We went inside and watched the John Oliver show and laughed and learned a startling amount. Then Wyatt and I took the recycling down to the alley.
Maggie was out there. We could smell her cigarettes and hear her nondescript classic rock and burbling of her hot tub.
Then Wyatt hopped and then crouched down. We saw the shadow at the same time, Maggie’s head streaming huge on the wall. I spotted the up-and-cross-alley neighbor, Timmy, taking his garbage out and I hissed, “Timmy, hey Timmy!”
Wyatt shushed me. He knew I wanted to ask Timmy about his next door neighbor, skeeby-guy. I think Skeebe and Maggie are making the beast with two backs.
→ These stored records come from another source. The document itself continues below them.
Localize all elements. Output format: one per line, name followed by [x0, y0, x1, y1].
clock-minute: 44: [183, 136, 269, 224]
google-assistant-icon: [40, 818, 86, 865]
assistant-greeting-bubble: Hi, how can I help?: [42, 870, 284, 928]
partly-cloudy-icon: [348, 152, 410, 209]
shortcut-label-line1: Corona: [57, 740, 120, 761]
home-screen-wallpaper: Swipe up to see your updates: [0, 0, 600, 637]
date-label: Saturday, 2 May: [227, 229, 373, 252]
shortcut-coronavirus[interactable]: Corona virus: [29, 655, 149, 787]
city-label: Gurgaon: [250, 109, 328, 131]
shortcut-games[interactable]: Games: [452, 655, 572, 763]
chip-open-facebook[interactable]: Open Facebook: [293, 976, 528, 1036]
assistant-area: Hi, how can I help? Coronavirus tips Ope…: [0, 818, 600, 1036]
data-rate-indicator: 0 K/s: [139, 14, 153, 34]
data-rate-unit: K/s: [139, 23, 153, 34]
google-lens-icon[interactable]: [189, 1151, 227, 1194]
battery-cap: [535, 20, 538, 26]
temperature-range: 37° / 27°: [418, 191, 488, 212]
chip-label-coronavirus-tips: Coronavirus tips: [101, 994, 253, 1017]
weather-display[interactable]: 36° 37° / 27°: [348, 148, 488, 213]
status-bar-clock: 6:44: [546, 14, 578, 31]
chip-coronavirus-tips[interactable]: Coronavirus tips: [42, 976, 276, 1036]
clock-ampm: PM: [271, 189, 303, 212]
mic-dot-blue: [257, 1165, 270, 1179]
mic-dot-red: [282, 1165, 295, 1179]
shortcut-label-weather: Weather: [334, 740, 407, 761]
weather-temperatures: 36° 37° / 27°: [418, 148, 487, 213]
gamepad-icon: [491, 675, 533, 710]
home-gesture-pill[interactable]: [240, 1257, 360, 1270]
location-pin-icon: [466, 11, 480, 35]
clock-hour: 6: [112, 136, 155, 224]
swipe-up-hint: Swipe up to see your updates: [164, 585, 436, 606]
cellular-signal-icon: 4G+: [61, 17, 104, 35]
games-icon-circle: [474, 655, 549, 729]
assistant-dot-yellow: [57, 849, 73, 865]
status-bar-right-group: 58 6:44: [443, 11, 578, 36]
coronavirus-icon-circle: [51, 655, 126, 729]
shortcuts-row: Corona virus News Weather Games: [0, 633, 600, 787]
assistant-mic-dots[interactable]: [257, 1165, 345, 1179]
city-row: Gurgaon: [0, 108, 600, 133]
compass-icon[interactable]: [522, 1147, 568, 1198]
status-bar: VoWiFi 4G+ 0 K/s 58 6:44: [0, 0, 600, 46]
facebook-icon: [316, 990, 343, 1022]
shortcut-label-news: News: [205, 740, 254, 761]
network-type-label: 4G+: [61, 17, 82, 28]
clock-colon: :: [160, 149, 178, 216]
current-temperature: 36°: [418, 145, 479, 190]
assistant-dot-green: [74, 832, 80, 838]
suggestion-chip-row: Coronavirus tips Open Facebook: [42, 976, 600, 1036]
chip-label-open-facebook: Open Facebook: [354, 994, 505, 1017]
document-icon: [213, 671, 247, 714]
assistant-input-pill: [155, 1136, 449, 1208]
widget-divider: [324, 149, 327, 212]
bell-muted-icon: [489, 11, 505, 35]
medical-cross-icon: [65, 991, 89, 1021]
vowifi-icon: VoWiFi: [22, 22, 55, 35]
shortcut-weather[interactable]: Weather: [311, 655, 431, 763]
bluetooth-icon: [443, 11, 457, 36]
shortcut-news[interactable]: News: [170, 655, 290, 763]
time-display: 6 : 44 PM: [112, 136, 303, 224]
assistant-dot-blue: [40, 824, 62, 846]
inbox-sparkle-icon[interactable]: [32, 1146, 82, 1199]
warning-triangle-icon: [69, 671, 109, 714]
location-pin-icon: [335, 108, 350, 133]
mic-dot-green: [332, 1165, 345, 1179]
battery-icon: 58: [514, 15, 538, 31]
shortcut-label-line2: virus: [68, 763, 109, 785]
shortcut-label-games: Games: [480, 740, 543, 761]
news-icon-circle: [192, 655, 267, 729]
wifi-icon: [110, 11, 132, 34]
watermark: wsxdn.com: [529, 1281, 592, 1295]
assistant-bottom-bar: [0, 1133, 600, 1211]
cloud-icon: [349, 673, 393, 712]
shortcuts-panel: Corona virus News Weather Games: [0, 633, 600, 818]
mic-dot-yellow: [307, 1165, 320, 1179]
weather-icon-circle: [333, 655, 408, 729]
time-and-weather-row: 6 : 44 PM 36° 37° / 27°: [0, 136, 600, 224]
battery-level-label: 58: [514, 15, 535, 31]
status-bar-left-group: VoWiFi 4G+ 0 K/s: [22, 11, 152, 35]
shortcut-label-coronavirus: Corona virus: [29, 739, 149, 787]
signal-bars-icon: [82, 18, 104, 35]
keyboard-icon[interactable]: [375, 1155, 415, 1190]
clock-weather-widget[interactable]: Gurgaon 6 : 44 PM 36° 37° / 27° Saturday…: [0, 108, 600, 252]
I have never seen the front of Skeebe. I know him only as a man who wears dress socks, leather shoes, shorts and a wife-beater and has overdeveloped shoulders. I do not like that inverted triangle shape men get when they lift weights too much. It’s not a good look.
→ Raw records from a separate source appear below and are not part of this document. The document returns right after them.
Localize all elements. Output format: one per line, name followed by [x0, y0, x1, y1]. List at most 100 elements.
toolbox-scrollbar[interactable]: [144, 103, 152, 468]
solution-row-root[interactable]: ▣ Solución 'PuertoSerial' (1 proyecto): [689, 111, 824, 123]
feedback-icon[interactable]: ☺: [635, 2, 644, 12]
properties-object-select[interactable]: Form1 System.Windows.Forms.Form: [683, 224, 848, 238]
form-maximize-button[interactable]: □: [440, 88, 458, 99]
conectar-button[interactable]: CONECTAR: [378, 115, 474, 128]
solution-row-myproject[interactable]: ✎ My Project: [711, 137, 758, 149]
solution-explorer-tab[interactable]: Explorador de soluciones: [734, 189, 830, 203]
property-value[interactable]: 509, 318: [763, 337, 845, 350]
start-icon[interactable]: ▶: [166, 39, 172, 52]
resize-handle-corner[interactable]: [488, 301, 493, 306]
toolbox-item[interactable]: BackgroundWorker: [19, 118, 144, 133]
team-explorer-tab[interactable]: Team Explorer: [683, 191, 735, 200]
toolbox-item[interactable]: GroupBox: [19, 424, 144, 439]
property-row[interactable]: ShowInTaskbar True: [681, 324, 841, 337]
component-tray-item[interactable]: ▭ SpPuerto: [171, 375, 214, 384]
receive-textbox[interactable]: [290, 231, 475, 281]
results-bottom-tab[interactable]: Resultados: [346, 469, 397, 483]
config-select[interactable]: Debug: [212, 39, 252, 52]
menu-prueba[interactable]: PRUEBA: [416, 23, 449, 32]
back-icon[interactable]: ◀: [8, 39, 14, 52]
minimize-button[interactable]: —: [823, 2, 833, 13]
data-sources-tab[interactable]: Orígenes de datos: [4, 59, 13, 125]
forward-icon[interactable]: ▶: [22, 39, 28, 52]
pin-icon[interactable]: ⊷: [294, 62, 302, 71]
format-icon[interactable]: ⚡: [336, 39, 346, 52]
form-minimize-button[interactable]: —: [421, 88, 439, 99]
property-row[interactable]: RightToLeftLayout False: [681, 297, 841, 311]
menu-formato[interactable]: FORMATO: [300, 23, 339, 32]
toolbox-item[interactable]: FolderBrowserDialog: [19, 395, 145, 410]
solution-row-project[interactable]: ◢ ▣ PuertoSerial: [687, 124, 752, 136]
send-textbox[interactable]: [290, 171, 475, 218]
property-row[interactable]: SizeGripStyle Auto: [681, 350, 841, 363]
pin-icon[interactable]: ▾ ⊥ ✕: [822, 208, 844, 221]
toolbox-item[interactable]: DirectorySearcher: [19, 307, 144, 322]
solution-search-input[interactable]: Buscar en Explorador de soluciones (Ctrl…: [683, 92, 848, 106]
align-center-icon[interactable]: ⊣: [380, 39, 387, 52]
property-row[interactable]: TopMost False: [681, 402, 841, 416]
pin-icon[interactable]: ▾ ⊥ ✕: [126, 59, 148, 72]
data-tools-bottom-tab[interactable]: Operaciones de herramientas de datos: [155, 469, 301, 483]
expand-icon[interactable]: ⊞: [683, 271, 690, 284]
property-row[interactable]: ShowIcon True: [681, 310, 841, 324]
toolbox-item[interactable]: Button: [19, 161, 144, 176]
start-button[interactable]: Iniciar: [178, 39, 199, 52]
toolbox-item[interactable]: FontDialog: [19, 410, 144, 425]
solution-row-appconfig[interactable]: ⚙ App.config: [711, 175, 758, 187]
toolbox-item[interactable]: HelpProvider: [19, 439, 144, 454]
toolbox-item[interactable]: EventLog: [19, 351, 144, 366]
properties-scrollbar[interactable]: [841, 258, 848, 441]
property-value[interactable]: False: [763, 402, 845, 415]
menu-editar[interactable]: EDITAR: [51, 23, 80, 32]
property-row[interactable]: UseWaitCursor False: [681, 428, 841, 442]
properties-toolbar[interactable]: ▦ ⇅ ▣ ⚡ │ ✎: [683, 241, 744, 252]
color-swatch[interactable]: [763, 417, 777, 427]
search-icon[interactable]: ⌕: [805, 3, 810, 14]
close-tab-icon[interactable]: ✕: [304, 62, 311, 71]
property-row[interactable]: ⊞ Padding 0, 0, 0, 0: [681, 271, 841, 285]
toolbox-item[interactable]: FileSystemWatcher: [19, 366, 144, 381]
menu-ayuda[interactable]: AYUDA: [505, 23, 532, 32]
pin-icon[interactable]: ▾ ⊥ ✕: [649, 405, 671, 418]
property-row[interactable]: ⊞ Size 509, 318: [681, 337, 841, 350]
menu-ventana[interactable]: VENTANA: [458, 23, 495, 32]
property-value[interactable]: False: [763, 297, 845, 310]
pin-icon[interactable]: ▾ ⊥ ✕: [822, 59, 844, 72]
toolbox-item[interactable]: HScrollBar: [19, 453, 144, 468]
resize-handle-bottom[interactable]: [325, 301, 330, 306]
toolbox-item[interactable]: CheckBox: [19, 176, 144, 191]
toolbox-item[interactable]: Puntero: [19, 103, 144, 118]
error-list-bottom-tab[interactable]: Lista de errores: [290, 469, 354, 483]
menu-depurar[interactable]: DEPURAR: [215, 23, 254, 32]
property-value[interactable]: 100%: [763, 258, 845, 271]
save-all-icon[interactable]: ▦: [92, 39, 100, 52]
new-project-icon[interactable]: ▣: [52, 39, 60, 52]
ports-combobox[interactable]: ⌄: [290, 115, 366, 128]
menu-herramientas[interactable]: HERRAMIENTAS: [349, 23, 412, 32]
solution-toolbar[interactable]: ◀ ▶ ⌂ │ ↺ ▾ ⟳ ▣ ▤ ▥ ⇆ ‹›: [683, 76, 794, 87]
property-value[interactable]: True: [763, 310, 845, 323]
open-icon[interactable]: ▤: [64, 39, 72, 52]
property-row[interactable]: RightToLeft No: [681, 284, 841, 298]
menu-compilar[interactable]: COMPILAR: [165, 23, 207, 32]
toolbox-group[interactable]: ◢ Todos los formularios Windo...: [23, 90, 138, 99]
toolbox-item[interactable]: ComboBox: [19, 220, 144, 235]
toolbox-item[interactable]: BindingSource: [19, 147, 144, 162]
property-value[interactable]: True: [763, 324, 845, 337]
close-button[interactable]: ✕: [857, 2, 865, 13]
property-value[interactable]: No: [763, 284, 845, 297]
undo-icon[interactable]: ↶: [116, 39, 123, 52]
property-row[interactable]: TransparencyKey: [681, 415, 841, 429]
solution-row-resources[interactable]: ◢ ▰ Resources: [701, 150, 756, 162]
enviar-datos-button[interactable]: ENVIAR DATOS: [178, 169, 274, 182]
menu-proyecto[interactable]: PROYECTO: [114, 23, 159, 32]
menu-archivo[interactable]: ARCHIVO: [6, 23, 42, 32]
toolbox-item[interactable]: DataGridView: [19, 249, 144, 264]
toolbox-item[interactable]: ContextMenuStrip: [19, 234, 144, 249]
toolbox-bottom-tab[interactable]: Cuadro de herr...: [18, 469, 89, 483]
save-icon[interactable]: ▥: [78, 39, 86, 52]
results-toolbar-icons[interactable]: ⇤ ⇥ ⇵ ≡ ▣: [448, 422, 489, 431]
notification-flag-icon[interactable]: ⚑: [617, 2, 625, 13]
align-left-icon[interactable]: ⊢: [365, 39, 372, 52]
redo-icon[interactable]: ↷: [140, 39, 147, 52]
Calvin and I think Skeebe and Maggie are a thing. Timmy would know. He lives next door to Skeeve and I have seen him knock on Timmy’s door over and over again until Timmy’s wife comes out. She seems not happy to see him.
Timmy didn’t hear my hiss and Wyatt told me not to do it again. Then we crouched behind our brick wall on the alley side and stared at Maggie’s giant shadow head.
“It’s like the minister movie.”
Yes, I knew what he meant but couldn’t remember the reference. “Love and Hate?” I asked.
“Yes!”
“Doctor Hate!”
“No!” Last night we had finished Dr Sleep, the sequel to The Shining, and we had all agreed it was the best Stephen King movie ever, maybe better than The Shining. And it’s always good to see Colorado even if it was filmed not anywhere near Colorado.
“Night of the Hunter!” I got it. The minister hunting the kids. The boat. The doll. The shadows. That was Maggie. She hunted us.
Wyatt carefully scrambled back to the door. I skillfully crab walk–somewhere between a spider and an armadillos, all the way back inside.
The night is just getting started. Wish us luck.